Мы опять у меня дома, Аверьян. Раздевайся, проходи. Время обеденное, надо перекусить. Вымолвил вот: раздевайся — и подумал: в чем ты тогда ходил? Ну да, на тебе всегда было что-то легкое: плащец для весны и осени, зимой оленья дошка коротенькая и нараспашку, голову прикрывал разве что в сильные холода… Ты страшился тяжелых дорогих одежд и если видел человека, основательно приодетого, говорил нам: «Смотрите, ребята, в доспехах гражданин!» Непритязателен, легок ты был в той своей жизни: ел, что подавали в интернатской столовке, носил, что продавалось в нашем поселковском промтоварном магазине, любил вот только белые рубашки; зимой, летом — всегда белые, отглаженные, пахнущие дождевой водой. Эти твои рубашки прямо-таки притягивали нас, мальчишек и девчонок, хотелось притронуться незаметно, подышать их свежестью… Мы тебя издали узнавали, находили по белому пятну на улице, в школе. Позже я догадался — ты сам отбеливал в щелоке и крахмалил свои рубашки, чем у нас пренебрегали даже самые опрятные хозяйки.

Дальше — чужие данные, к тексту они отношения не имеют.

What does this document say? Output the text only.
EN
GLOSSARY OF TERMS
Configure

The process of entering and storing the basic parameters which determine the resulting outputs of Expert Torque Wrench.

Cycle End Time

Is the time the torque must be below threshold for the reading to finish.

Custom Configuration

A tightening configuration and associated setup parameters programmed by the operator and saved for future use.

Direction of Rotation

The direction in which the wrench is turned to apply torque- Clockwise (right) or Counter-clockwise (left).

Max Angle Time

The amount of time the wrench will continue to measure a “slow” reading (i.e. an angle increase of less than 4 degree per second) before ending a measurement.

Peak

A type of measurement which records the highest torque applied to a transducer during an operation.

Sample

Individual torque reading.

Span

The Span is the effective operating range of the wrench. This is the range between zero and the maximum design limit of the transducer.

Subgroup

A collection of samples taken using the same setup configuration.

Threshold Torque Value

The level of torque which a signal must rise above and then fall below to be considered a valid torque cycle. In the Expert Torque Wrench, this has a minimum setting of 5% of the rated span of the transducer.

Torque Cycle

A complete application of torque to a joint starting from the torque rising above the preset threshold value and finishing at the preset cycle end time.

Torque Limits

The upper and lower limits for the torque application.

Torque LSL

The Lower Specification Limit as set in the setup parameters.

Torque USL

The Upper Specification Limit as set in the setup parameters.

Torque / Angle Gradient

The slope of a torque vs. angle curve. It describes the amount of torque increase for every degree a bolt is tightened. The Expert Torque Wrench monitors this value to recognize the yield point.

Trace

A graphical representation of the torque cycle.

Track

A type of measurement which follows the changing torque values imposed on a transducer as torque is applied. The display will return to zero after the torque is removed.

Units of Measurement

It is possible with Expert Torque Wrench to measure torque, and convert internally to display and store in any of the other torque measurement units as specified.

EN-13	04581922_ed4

В той своей жизни… Опять — в той… Но ведь я тебя чувствую, вижу, знаю — не удивляйся — и в этой, теперешней твоей жизни, вернее — тебя теперешнего. Собирался сказать, да все медлил… Во мне два Аверьяна Ивановича Постникова, оба одинаково живы, реальны для меня: и тот, двадцатипятилетний, и этот, семидесяти лет. Я высчитал: ты с шестнадцатого года рождения и старше меня, значит, лет на четырнадцать. В детстве эта возрастная разница казалась мне огромной, непреодолимой, теперь же мы оба старые люди. Потому-то прежнего тебя я больше вспоминаю, с сегодняшним — говорю. Но есть еще одна особенность: тот, молодой, ты был и всегда будешь старше меня, пусть я доживу и до ста лет, ибо старше своего учителя быть нельзя; а этот, теперешний, ты мне друг или, если тебя смущает такая фамильярность, более опытный по возрасту и жизни товарищ. Труднее соединить вас воедино, двух Аверьянов, да это и не к чему, пожалуй: ты не расскажешь о себе после сорок первого года, мне нелегко домыслить в подробностях твою послевоенную жизнь, а потому: «Здравствуй, Аверьян, сразу семидесятилетний!» Худощавый, седовласый, неспешный и молчаливый. У тебя глаза с юной голубизной, у тебя бородка интеллигентно опрятная, у тебя осанка волевая, прирожденная, но, конечно, ты притомлен, и лицо бледновато, и руки подрагивают, и на трость слегка опираешься — годы-то какие прожиты! В одежде прост — темный костюм недорогой, шляпа с прямыми полями, чуть на старый манер, и вот главное — рубашка сияющей белизны, с холодноватой синью, как вон те снега дальних вершин… Ты излишне строг, вернее, корректен, и все равно с таким Аверьяном мне легко, я могу говорить о самом разном, могу поспорить, не согласиться… Ну и предложить отпробовать чарочку брусничной. Подумать только! Вот именно — смел бы я подумать тогда, что предложу своему учителю выпить настойки собственного приготовления?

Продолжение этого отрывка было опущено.